As to the heels, growing more heel is generally considered the wrong thing to do whether dealing with laminitis or not .

However *temporary* WEDGING may be needed in the acute phase to help also reduce the bone rotation even more by reducing the tendon pull even further. But whether to wedge depends on the HORSE and how he is standing and moving in response to the pain. If he is slapping his heels on the ground hard when he tries to walk he does not need any raising of the heels .
But he should have some kind of temporary support taped on or booted on the feet at the first sign of pain or at least at the vet visit. Did the vet do that? If not then you need a new vet who is better informed about the proper first aide for laminitis.
    12-04-2013, 04:17 PM
Also if you can post the Xrays I can mark them up for you to explain some stuff. .
    12-04-2013, 05:02 PM
Hi Patty, I haven't heard back from the vet and they haven't emailed the x-rays yet. Getting a little irritated that no one has called me back. I have so many questions I didn't ask when they were out. I do have a picture of his feet that I can post when I get home. And he has temporary padding on his front feet. Vet said they should last a couple days and if he still needs them I could reuse the "putty" and wrap it with duct tape. I really just want to know if I can have his feet trimmed next week or if I need to wait till he's walking fine.
    12-04-2013, 07:13 PM
nd he has temporary padding on his front feet.

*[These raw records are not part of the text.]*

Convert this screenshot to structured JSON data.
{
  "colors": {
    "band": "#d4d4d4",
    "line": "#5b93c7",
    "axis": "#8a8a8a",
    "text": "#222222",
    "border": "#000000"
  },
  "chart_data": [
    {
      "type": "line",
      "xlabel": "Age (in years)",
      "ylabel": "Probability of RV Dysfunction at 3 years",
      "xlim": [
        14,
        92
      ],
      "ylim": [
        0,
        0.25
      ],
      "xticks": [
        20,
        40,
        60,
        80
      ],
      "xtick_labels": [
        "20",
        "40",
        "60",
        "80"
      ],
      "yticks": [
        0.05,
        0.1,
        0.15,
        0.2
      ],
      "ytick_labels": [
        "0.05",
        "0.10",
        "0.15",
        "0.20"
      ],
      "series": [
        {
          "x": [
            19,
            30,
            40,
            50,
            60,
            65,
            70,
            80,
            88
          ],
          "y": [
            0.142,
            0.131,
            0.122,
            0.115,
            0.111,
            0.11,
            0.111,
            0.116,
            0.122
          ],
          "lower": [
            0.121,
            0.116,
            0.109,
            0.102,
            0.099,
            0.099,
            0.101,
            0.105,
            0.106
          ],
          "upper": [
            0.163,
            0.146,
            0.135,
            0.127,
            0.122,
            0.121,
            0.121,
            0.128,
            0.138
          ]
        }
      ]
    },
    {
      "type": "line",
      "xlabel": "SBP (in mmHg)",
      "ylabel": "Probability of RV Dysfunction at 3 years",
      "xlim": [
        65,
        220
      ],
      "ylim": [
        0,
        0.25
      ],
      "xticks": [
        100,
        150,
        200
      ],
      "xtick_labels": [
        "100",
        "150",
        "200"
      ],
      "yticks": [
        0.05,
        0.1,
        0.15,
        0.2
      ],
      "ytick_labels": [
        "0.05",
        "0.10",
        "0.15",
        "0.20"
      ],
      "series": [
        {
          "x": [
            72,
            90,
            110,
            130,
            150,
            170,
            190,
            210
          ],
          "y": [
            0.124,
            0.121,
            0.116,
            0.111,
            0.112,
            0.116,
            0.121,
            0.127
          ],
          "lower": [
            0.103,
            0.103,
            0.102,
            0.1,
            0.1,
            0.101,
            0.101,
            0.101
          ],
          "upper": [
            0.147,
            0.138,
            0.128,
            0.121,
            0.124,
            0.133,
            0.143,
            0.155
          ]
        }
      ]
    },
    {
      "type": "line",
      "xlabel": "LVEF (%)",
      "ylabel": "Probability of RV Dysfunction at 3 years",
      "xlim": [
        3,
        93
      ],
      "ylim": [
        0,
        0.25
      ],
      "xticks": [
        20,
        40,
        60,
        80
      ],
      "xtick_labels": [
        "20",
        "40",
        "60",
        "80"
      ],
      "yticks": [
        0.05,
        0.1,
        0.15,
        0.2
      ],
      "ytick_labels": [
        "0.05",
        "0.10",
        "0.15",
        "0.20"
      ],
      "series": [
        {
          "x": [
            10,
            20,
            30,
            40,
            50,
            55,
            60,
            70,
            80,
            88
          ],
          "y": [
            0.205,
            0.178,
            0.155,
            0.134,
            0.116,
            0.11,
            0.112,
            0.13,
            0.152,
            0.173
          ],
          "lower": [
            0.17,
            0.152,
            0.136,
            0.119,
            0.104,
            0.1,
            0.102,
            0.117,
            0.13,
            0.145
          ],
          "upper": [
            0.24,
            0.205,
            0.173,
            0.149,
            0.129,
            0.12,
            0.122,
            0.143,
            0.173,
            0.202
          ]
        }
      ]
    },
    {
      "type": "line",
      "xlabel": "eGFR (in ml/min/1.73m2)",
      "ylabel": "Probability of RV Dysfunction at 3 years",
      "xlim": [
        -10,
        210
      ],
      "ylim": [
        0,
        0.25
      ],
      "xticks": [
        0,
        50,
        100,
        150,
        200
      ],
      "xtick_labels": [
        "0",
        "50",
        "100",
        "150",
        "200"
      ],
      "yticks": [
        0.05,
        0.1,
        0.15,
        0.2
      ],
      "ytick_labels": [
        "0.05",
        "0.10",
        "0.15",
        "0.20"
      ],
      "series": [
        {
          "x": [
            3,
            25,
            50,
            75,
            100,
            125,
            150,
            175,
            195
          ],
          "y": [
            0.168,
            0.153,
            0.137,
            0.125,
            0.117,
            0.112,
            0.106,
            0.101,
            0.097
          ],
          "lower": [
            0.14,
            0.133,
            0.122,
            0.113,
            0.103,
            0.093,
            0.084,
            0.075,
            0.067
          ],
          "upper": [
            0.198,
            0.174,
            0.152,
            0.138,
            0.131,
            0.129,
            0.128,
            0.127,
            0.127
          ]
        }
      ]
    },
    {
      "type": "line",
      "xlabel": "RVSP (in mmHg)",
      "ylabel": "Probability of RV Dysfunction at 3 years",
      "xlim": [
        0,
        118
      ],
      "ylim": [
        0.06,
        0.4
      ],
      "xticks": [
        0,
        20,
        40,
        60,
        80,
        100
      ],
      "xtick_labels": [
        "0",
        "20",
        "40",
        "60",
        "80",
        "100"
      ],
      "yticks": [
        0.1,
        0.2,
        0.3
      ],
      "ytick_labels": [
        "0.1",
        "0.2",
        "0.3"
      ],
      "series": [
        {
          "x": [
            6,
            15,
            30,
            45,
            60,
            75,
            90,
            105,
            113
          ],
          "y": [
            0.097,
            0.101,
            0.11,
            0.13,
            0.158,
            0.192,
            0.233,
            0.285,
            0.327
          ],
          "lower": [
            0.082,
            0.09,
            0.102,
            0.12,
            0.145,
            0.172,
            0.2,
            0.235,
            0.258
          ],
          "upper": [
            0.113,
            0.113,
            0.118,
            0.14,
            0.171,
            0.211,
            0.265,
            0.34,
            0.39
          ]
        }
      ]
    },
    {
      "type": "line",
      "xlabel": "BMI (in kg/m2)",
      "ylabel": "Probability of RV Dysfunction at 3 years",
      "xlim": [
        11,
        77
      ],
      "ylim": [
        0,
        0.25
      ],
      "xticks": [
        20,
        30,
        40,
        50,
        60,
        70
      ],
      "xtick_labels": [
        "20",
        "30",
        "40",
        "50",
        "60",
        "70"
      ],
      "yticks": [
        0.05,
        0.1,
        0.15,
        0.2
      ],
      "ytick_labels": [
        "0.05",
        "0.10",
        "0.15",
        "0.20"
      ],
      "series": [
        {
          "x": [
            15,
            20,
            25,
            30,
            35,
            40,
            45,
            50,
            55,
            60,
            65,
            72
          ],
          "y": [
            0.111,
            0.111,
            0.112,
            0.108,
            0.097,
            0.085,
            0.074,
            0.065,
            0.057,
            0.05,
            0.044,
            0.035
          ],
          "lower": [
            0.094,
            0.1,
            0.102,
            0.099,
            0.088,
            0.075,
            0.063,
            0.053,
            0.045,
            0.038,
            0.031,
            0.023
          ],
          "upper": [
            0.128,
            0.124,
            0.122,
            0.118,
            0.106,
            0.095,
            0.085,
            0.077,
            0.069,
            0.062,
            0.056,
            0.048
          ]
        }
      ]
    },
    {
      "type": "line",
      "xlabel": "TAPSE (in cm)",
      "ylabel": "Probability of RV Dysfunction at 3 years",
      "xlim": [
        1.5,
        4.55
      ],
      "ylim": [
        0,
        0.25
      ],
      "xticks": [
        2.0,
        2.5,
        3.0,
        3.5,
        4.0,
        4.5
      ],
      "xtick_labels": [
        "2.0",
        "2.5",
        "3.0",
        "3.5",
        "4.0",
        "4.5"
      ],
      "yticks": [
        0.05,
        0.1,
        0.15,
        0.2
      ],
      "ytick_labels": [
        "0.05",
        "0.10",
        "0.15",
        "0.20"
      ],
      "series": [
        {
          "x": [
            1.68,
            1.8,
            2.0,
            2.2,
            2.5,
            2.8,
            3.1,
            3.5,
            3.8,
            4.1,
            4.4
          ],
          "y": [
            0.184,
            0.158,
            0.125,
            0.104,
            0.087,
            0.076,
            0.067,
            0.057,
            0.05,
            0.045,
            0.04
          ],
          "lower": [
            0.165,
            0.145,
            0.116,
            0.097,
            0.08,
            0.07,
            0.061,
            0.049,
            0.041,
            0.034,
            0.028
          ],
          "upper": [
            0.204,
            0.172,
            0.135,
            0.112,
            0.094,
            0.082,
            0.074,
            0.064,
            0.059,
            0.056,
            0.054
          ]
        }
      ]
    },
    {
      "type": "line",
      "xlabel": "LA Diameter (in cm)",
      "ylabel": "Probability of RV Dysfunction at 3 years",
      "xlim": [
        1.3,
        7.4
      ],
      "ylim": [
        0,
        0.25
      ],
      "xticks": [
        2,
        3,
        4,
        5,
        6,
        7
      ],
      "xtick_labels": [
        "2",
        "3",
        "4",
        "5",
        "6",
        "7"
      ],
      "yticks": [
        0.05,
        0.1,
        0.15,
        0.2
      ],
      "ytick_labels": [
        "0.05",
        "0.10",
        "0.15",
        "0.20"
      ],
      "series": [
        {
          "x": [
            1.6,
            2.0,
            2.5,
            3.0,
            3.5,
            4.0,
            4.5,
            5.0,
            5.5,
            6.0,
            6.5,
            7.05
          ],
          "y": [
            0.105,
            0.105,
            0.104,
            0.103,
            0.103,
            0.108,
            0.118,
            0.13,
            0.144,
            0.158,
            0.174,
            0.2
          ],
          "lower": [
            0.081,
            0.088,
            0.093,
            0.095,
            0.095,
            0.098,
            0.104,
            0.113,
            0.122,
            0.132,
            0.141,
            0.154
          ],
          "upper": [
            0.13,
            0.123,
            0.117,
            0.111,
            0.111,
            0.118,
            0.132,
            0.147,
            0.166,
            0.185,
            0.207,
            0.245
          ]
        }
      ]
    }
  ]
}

Vet said they should last a couple days and if he still needs them I could reuse the "putty" and wrap it with duct tape.
If he used the two part impression material(putty that mixes together in your hand then set up like rubber) that is good stuff.
as to I really just want to know if I can have his feet trimmed next week or if I need to wait till he's walking fine.
You can (and should) get the toe bevelled any time but do not touch the back half of the foot at all (frog and bars included) if you are going to re use the putty.
If the farrier trims anything at all in the back part of the foot then you can not re use the putty because it has to fit perfectly in and around the frog where it molded originally. If you try to re use it after anything it was molded to is changed it may create pressure points and make the horse sore.
Later on you can trim the rest of the foot as needed then change to a different support material or new putty.
loosie and its lbs not miles like this.
    12-04-2013, 11:42 PM

Re trimming, heel height, etc, agree with Patty - I'd be getting the horse *well* trimmed ASAP. Of course, general rule here, without seeing xrays, etc, but when people talk about 'needing to grow higher heels' especially combined with run forward toes, it is usually the case that the horse actually has too long, but crushed forward heels. Especially if they're chronically deformed at all, keeping hassling the vets for the rads so the farrier can look at them before trimming would be good.

Did the vet discuss other factors & reasons, such as insulin resistance, etc?
    12-05-2013, 11:01 AM
Still waiting on x-rays, will post as soon as I get them. I already knew he was IR. He foundered 2 yrs ago. Just not sure why he's having an attack now. Unless the grass is not dead yet. She did mention it could have been the grass. It looks dead to me.....very deceiving. It seems like his attack was caused by both issues, the sugar from the grass and his hooves.

I've been told that I should wait to get him trimmed. Wait till he's walking fine, no heat in his hooves and decreased pulse. How long does it usually take for a horse to get over this phase? I really think a trim (mainly shortening his toe, giving him a break over) will help. I found a new farrier and waiting for the x-rays from the vet so I can send them to the farrier.

Does anyone know when grass is safe enough (in the winter time)? Safe enough to let him out for an hour or so. Obviously I'm not going to let him out until he is passed this.
    12-05-2013, 11:28 AM
Katy Watts |
So, if he's confirmed IR, what's his diet?
    12-05-2013, 11:39 AM
Just bermuda grass hay. I'm going to start him on Platinum Performance (vet suggested that) and the vet said it would be okay to mix it with a handful of timothy pellets. Vet didn't seem to have a problem with the diet he is on.